Il n'y avait rien de plus révoltant que d'être ainsi traité et mis de côté, mais Maximilien n'en montra presque rien si ce n'est quelque écart commit ici et là. Ô qu'il en rêvait de ce doux moment où il viendrait à réussir ne serait-ce qu'à lui mettre un coup, mais il est fort à parier que Lucien réussirait à l'éviter. Car Lucien a toujours réussi à tout éviter.
Même la colère de Jonah, et ce, du moins jusqu'à ce jour.

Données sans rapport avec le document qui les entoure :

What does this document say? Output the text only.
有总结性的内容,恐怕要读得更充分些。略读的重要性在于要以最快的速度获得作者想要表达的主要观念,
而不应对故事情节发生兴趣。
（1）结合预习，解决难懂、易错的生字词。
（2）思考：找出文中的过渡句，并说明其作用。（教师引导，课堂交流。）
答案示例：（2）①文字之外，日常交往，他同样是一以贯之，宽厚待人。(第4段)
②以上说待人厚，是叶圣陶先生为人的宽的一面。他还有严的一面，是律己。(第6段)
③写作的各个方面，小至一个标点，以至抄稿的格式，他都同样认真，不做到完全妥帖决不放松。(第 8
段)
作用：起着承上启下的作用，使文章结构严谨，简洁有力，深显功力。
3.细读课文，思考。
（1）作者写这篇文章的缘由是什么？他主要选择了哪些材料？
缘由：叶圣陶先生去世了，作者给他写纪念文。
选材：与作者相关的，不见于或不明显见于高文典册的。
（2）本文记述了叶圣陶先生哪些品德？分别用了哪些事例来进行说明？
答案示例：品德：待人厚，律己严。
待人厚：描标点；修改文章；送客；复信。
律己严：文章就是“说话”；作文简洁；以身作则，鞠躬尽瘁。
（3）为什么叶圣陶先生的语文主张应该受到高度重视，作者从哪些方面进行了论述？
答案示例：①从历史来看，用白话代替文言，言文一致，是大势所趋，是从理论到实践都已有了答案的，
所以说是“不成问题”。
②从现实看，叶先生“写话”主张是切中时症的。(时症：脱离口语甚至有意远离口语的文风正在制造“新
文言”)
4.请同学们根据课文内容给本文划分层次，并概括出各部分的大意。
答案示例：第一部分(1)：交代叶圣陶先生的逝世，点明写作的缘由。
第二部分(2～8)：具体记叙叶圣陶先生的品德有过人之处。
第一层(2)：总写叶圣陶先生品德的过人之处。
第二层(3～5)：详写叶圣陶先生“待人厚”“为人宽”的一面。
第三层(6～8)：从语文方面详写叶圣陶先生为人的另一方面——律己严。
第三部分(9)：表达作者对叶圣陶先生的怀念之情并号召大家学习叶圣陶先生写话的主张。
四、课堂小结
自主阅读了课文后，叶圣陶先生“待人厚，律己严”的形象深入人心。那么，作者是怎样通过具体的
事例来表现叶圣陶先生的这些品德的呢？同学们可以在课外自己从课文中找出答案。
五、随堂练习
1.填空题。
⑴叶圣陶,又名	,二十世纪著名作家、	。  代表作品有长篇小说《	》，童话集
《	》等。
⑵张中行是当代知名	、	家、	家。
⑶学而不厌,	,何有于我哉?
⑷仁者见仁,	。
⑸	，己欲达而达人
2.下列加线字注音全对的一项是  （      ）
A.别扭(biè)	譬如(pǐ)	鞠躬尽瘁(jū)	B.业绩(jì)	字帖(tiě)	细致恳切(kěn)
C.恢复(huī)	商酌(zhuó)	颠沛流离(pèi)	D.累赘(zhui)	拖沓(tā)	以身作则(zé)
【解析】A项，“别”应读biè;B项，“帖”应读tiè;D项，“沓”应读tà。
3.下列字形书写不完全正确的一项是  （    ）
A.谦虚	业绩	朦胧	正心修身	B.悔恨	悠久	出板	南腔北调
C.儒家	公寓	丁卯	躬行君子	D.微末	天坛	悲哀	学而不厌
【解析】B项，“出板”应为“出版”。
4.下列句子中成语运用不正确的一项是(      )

- Je te méprise sincèrement Lucien, souffle Maximilien en quittant la pièce
- Je sais, mais j'en connais un autre qui, durant un temps, a eu un avis tout à fait contraire et s'il me demande aujourd'hui c'est qu'il a une sacrée bonne raison de revenir vers moi et je veux savoir ce que c'est. Peut-être m'amuserais-je assez ?
Ou peut-être serait-ce lui qui s'en amuserait, qui sait ? L'avenir, dit-on mon ami, est une chose bien volatile et imprévisible à ce qu'il paraîtrait.